New Delhi: The government on Monday fixed the issue price for the follow-on public offer (FPO) of state-run Power Finance Corporation (PFC) at Rs203 per share, which is expected to fetch close to Rs4,700 crore.
“Empowered group of ministers has approved the issue price for PFC’s FPO at the upper cap of the price band i.e. Rs203 per share with a discount of five percent to the retail investors and eligible employees,” the company said in a filing to the Bombay Stock Exchange.
The price band for the FPO was fixed at Rs193-203 per share.
The government is disinvesting 5% of its stake in the public sector company, while the company is raising 15% fresh equity. The government holds about 89% stake in PFC, after divesting 10% through an initial public offering (IPO) in March 2007.
For this fiscal, the government has set a target of mopping up Rs40,000 crore through disinvestment in public sector entities. In FY11, amount raised through disinvestments stood at more than Rs22,700 crore.

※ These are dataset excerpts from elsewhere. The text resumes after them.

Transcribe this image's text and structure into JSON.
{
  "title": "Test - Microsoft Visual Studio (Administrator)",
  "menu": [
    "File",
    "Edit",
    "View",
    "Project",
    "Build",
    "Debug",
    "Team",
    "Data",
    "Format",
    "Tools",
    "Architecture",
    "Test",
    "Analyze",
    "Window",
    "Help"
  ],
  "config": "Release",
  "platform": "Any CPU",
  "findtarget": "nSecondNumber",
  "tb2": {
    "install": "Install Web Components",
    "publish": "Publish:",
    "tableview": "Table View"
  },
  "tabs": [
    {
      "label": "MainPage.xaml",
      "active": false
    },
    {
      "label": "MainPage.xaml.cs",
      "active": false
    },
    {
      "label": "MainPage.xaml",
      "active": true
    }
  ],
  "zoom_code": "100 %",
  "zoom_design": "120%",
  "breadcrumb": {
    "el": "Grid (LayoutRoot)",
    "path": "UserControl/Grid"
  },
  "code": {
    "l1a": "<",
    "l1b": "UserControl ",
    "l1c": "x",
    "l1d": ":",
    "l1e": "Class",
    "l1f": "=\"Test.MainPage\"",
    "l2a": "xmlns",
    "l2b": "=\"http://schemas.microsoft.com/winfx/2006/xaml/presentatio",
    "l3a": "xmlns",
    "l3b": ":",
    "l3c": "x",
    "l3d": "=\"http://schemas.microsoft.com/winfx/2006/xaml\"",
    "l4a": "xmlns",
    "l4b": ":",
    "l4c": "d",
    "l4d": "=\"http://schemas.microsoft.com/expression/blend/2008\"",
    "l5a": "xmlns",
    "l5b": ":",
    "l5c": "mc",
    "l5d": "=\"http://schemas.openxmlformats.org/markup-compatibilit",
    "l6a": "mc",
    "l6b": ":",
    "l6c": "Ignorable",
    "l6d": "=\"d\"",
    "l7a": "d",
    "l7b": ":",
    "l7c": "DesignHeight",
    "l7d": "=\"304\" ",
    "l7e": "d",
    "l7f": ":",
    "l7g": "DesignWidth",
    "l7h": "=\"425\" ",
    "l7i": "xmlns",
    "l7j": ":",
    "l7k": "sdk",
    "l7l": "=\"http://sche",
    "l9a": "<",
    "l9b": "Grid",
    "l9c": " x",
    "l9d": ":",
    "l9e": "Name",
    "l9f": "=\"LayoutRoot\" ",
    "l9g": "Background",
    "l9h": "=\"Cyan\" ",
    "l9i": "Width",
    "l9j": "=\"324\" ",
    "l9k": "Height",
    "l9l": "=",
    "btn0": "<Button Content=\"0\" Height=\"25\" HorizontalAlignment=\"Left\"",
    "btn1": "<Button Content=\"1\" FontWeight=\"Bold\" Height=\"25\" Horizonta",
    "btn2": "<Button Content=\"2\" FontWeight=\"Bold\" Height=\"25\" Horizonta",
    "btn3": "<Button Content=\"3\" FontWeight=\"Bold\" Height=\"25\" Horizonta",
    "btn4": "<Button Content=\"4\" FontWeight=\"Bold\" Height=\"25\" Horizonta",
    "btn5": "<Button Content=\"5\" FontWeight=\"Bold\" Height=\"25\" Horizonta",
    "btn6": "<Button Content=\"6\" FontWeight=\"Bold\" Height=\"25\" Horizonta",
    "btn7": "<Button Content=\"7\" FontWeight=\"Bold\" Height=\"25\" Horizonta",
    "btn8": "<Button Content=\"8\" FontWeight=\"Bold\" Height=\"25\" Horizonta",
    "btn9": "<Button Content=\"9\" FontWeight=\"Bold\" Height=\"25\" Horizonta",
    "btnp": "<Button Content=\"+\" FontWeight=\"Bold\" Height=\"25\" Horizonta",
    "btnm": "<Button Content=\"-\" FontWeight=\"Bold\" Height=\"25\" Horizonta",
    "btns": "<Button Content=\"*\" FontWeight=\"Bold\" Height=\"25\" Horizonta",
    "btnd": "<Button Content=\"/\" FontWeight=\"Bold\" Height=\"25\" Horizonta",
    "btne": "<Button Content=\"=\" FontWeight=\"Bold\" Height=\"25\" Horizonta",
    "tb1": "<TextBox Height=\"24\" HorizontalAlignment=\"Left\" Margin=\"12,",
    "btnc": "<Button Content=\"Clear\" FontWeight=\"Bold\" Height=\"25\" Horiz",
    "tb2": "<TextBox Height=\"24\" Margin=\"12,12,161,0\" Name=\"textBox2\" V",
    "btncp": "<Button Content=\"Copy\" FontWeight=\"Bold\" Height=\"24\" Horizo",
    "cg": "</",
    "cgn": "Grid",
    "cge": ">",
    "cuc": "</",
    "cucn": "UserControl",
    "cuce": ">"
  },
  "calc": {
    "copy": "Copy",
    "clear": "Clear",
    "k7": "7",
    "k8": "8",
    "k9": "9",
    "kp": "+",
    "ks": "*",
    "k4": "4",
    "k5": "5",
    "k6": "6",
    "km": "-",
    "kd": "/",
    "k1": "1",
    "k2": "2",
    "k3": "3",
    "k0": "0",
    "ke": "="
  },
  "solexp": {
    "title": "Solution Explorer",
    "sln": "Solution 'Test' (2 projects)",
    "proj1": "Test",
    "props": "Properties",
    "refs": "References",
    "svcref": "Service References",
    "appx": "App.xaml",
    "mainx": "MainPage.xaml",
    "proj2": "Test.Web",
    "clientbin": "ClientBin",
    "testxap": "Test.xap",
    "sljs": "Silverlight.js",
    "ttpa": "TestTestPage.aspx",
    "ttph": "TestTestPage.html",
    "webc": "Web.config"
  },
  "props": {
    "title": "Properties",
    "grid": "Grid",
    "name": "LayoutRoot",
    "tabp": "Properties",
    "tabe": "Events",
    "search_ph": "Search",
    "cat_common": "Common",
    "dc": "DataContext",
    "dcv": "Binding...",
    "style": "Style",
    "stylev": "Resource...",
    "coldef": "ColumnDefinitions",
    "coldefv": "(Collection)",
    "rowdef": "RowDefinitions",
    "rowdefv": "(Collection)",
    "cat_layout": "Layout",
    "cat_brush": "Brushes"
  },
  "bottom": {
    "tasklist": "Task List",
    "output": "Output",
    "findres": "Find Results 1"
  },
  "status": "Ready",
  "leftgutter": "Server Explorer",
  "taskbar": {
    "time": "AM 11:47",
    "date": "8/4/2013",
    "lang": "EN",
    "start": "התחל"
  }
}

Last year, PFC was given infrastructure finance company status - a move that enabled the entity to mop up funds through issue of tax-free infrastructure bonds.
In April, the board of directors of PFC had approved the red herring prospectus (RHP) for the proposed FPO.
BofA Merrill Lynch, Goldman Sachs, ICICI Securities and JM Financial are among the book running lead managers for the offer.
Shares of PFC on Monday closed at Rs216.5 on the BSE, up 0.3% from the previous close.